The best thing about physical activity is that it activates the metabolism, allowing us to burn fat even after we have finished exercising

The practice of regular exercise is one of the habits that every person should adopt to burn the fat that accumulates in their body.

Certainly, this allows activating metabolic functions, optimizing the processes that help increase energy expenditure.

In turn, it improves circulation and reduces the presence of fluids and toxins in the tissues, preventing them from causing inflammatory problems.

Similarly, the most interesting thing is that it is not necessary to go to the gym to start practicing it, since there are activities that can be done without leaving home.

Therefore, these are ideal for those who do not have much time, since they avoid sedentary lifestyle and are very easy to implement.

You dare?

1. Jump rope

jump-rope-your-fat

Jumping rope is a cardiovascular exercise that helps us improve our metabolic rate, even after doing it.

It is also a fun way to start incorporating this habit into your routine, since it reminds us of a childhood game.

As a result, it is best that your practice improves your coordination skills and, incidentally, strengthens your joints.

How to do it?

  • Stand up straight, with your head straight and looking straight ahead.
  • Next, bend your knees a little and hold the rope with both hands, placing it at the back of the body.
  • The elbows should be close to the torso and the rope should be twisted with the wrists.
  • Finally. Start doing the jumping jacks and aim for 50-100 reps.

2. Steps

The step is an activity that helps to improve the burning of calories and, incidentally, favors the formation of muscle mass.

While it is true, it is done with a tool that bears the same name, it can also be done with a wooden bench or step.

Therefore, the most important thing is to perform coordinated movements, with several sequences, to work the cardiovascular part.

How to do it?

  • Stand up straight, with your back straight and your shoulders back, relaxed.
  • Bring one of your feet up onto the step platform and then bring the knee of the opposite leg toward your chest.
  • Make sure to hit the base with the entire sole of your foot and, when lowering, properly support your heel before taking a next step.
  • Avoid jerky jumps because you can injure your knees.
  • Perform alternating movements with each leg and complete 20 repetitions.

3. Iron

Plank-your-fat challenge

The plank became popular as an exercise whose practice works almost every muscle group in the body.

Likewise, it increases physical resistance and, due to its demand, requires balance and concentration.

As a result of doing so, the metabolism works faster and therefore improves calorie burning.

How to do it?

  • Lie face down on a mat or rug, and prop yourself up with your forearms and the balls of your feet.
  • The elbows are just below the shoulders and the hips are slightly elevated.
  • Hold this position for 20-30 seconds and rest.
  • Do 3-4 reps per session.

4. Zumba will help you burn your fat

Zumba is a cardiovascular discipline that helps you burn fat without having to go to gyms or specialized centers.

However, although classes are usually given in academies, this can also be done from the comfort of home.

Also, each 60-minute session can help you lose up to 1,500 calories, as long as you work out at a good pace.

How to do it?

  • Zumba consists of exercising the whole body to the rhythm of Latin music.
  • So, choose the sounds that you like the most and start dancing, moving all the parts of the body.

5. Cross crunches

Abs-your-fat

Cross abs help burn belly fat and are great for toning.
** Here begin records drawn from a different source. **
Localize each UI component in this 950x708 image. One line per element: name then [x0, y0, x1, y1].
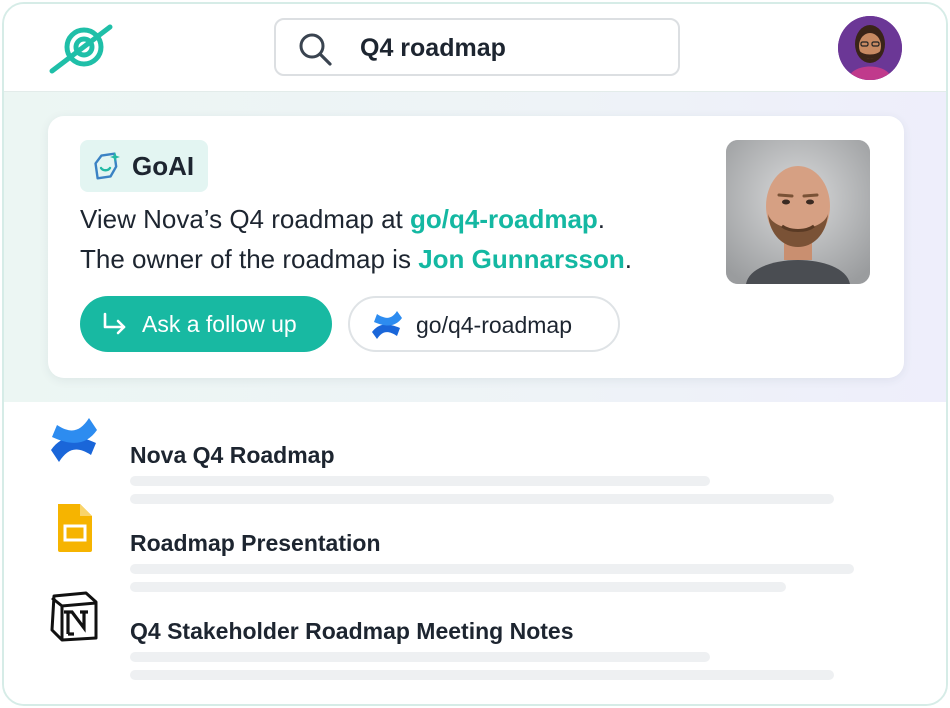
notion-icon — [50, 591, 98, 642]
google-slides-icon — [58, 504, 92, 552]
roadmap-link[interactable]: go/q4-roadmap — [410, 204, 598, 234]
answer-text: . — [624, 244, 632, 274]
roadmap-link-button-label: go/q4-roadmap — [416, 312, 572, 338]
result-item[interactable]: Q4 Stakeholder Roadmap Meeting Notes — [4, 582, 946, 680]
answer-line-2: The owner of the roadmap is Jon Gunnarss… — [80, 244, 632, 275]
confluence-icon — [51, 418, 97, 462]
result-item[interactable]: Nova Q4 Roadmap — [4, 406, 946, 504]
answer-text: . — [597, 204, 606, 234]
owner-link[interactable]: Jon Gunnarsson — [418, 244, 625, 274]
search-input[interactable] — [360, 30, 660, 66]
result-title[interactable]: Q4 Stakeholder Roadmap Meeting Notes — [130, 618, 573, 645]
ask-follow-up-label: Ask a follow up — [142, 311, 297, 337]
search-bar[interactable] — [274, 18, 680, 76]
ask-follow-up-button[interactable]: Ask a follow up — [80, 296, 332, 352]
goai-sparkle-icon — [94, 152, 120, 180]
roadmap-link-button[interactable]: go/q4-roadmap — [348, 296, 620, 352]
answer-text: View Nova’s Q4 roadmap at — [80, 204, 410, 234]
snippet-placeholder — [130, 564, 854, 574]
goai-badge: GoAI — [80, 140, 208, 192]
search-icon — [299, 33, 332, 66]
app-window: GoAI View Nova’s Q4 roadmap at go/q4-roa… — [2, 2, 948, 706]
header — [4, 4, 946, 92]
owner-photo-image — [726, 140, 870, 284]
ai-answer-section: GoAI View Nova’s Q4 roadmap at go/q4-roa… — [4, 92, 946, 402]
snippet-placeholder — [130, 652, 710, 662]
snippet-placeholder — [130, 476, 710, 486]
user-avatar-image — [838, 16, 902, 80]
answer-line-1: View Nova’s Q4 roadmap at go/q4-roadmap. — [80, 204, 605, 235]
answer-text: The owner of the roadmap is — [80, 244, 419, 274]
user-avatar[interactable] — [838, 16, 902, 80]
result-title[interactable]: Roadmap Presentation — [130, 530, 381, 557]
snippet-placeholder — [130, 670, 834, 680]
search-results: Nova Q4 Roadmap Roadmap Presentation Q4 … — [4, 402, 946, 704]
result-item[interactable]: Roadmap Presentation — [4, 494, 946, 592]
reply-arrow-icon — [103, 312, 126, 335]
app-logo-icon[interactable] — [48, 23, 114, 75]
ai-answer-card: GoAI View Nova’s Q4 roadmap at go/q4-roa… — [48, 116, 904, 378]
result-title[interactable]: Nova Q4 Roadmap — [130, 442, 335, 469]
owner-photo — [726, 140, 870, 284]
goai-label: GoAI — [132, 151, 195, 181]
confluence-icon — [372, 311, 402, 339]
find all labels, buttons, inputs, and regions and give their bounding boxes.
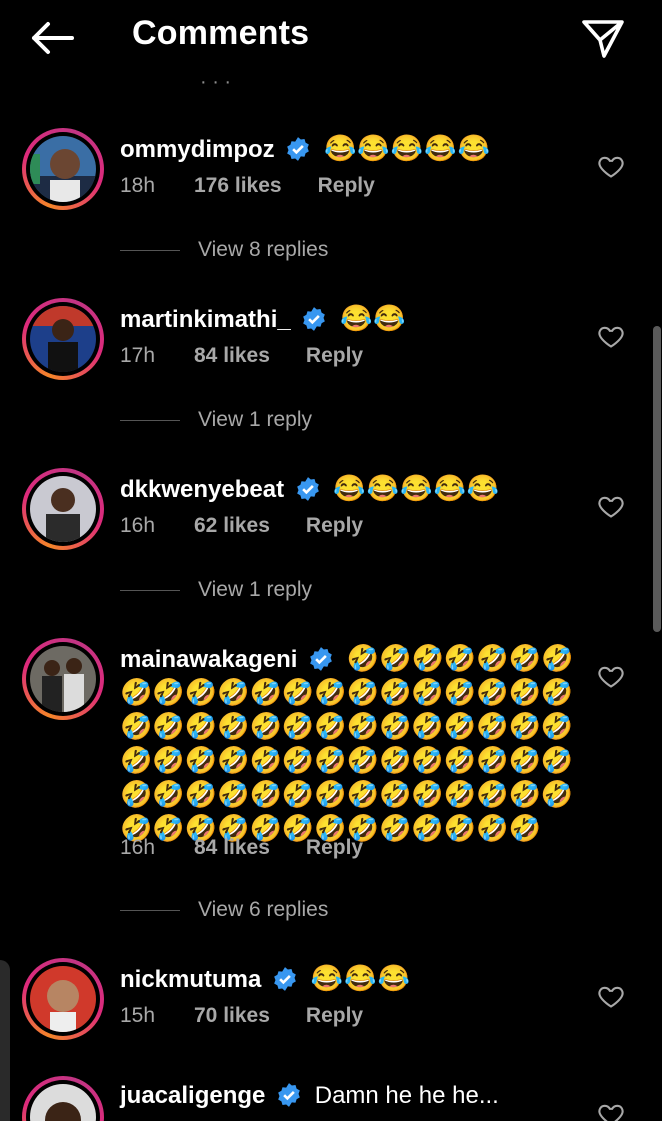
reply-button[interactable]: Reply [306, 514, 363, 538]
heart-outline-icon[interactable] [596, 152, 626, 180]
heart-outline-icon[interactable] [596, 1100, 626, 1121]
heart-outline-icon[interactable] [596, 322, 626, 350]
comment-meta: 18h 176 likes Reply [120, 174, 375, 198]
view-replies-label: View 8 replies [198, 238, 329, 261]
avatar[interactable] [22, 1076, 104, 1121]
comment-likes[interactable]: 62 likes [194, 514, 270, 538]
edge-handle [0, 960, 10, 1121]
verified-badge-icon [274, 967, 296, 991]
view-replies-label: View 1 reply [198, 578, 313, 601]
heart-outline-icon[interactable] [596, 492, 626, 520]
heart-outline-icon[interactable] [596, 662, 626, 690]
page-title: Comments [132, 14, 310, 52]
comment-time: 16h [120, 514, 156, 537]
comment-meta: 16h 84 likes Reply [120, 836, 363, 860]
comment-text: Damn he he he... [314, 1082, 499, 1109]
comment-username[interactable]: mainawakageni [120, 646, 297, 673]
heart-outline-icon[interactable] [596, 982, 626, 1010]
comment-time: 16h [120, 836, 156, 859]
verified-badge-icon [287, 137, 310, 161]
comment-time: 15h [120, 1004, 156, 1027]
comment-username[interactable]: ommydimpoz [120, 136, 275, 163]
comment-text: 😂😂😂😂😂 [333, 473, 501, 503]
view-replies-label: View 1 reply [198, 408, 313, 431]
comments-list: ommydimpoz 😂😂😂😂😂 18h 176 likes Reply Vie… [0, 0, 662, 1121]
verified-badge-icon [303, 307, 326, 331]
comment-username[interactable]: juacaligenge [120, 1082, 265, 1109]
avatar[interactable] [22, 298, 104, 380]
comment-text: 🤣🤣🤣🤣🤣🤣🤣🤣🤣🤣🤣🤣🤣🤣🤣🤣🤣🤣🤣🤣🤣🤣🤣🤣🤣🤣🤣🤣🤣🤣🤣🤣🤣🤣🤣🤣🤣🤣🤣🤣… [120, 643, 574, 843]
view-replies-button[interactable]: View 6 replies [120, 898, 328, 922]
avatar[interactable] [22, 128, 104, 210]
reply-button[interactable]: Reply [306, 1004, 363, 1028]
view-replies-button[interactable]: View 1 reply [120, 408, 312, 432]
comment-meta: 16h 62 likes Reply [120, 514, 363, 538]
verified-badge-icon [296, 477, 319, 501]
comment-username[interactable]: nickmutuma [120, 966, 261, 993]
comment-item: juacaligenge Damn he he he... [0, 1076, 662, 1121]
comment-time: 18h [120, 174, 156, 197]
comment-text: 😂😂😂 [310, 963, 411, 993]
comment-text: 😂😂😂😂😂 [324, 133, 491, 163]
arrow-left-icon[interactable] [28, 18, 76, 58]
reply-button[interactable]: Reply [306, 344, 363, 368]
view-replies-button[interactable]: View 8 replies [120, 238, 328, 262]
avatar[interactable] [22, 468, 104, 550]
scrollbar[interactable] [653, 326, 661, 632]
view-replies-button[interactable]: View 1 reply [120, 578, 312, 602]
comment-time: 17h [120, 344, 156, 367]
replies-divider [120, 909, 180, 911]
view-replies-label: View 6 replies [198, 898, 329, 921]
comment-text: 😂😂 [340, 303, 407, 333]
avatar[interactable] [22, 958, 104, 1040]
comment-username[interactable]: dkkwenyebeat [120, 476, 284, 503]
comment-likes[interactable]: 84 likes [194, 836, 270, 860]
reply-button[interactable]: Reply [318, 174, 375, 198]
comment-meta: 15h 70 likes Reply [120, 1004, 363, 1028]
comment-likes[interactable]: 176 likes [194, 174, 282, 198]
comment-meta: 17h 84 likes Reply [120, 344, 363, 368]
replies-divider [120, 419, 180, 421]
comment-likes[interactable]: 84 likes [194, 344, 270, 368]
replies-divider [120, 249, 180, 251]
comment-likes[interactable]: 70 likes [194, 1004, 270, 1028]
reply-button[interactable]: Reply [306, 836, 363, 860]
paper-plane-icon[interactable] [580, 16, 626, 60]
avatar[interactable] [22, 638, 104, 720]
verified-badge-icon [310, 647, 332, 671]
cut-off-text: · · · [200, 78, 232, 92]
replies-divider [120, 589, 180, 591]
top-bar: Comments [0, 0, 662, 78]
comment-username[interactable]: martinkimathi_ [120, 306, 291, 333]
verified-badge-icon [278, 1083, 300, 1107]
On the other hand, it is an exercise that requires coordination and physical resistance, since the body must move continuously until completing the recommended repetitions.

How to do it?

  • Lie down on your exercise mat, with your hands behind your head and your legs extended.
  • Bend your right knee and at the same time move your left elbow so that the two meet.
  • Return to the starting position and do the same activity with the opposite side.
  • Remember to contract your abdomen for the exercise to take effect.
  • Do 20 reps on each side, and after you gain stamina, increase to 30 or 40.

Are you still a sedentary person? Remember that inactivity is one of the main causes of overweight and cardiovascular disease.

Start doing these exercises at home and benefit from the effects of this habit.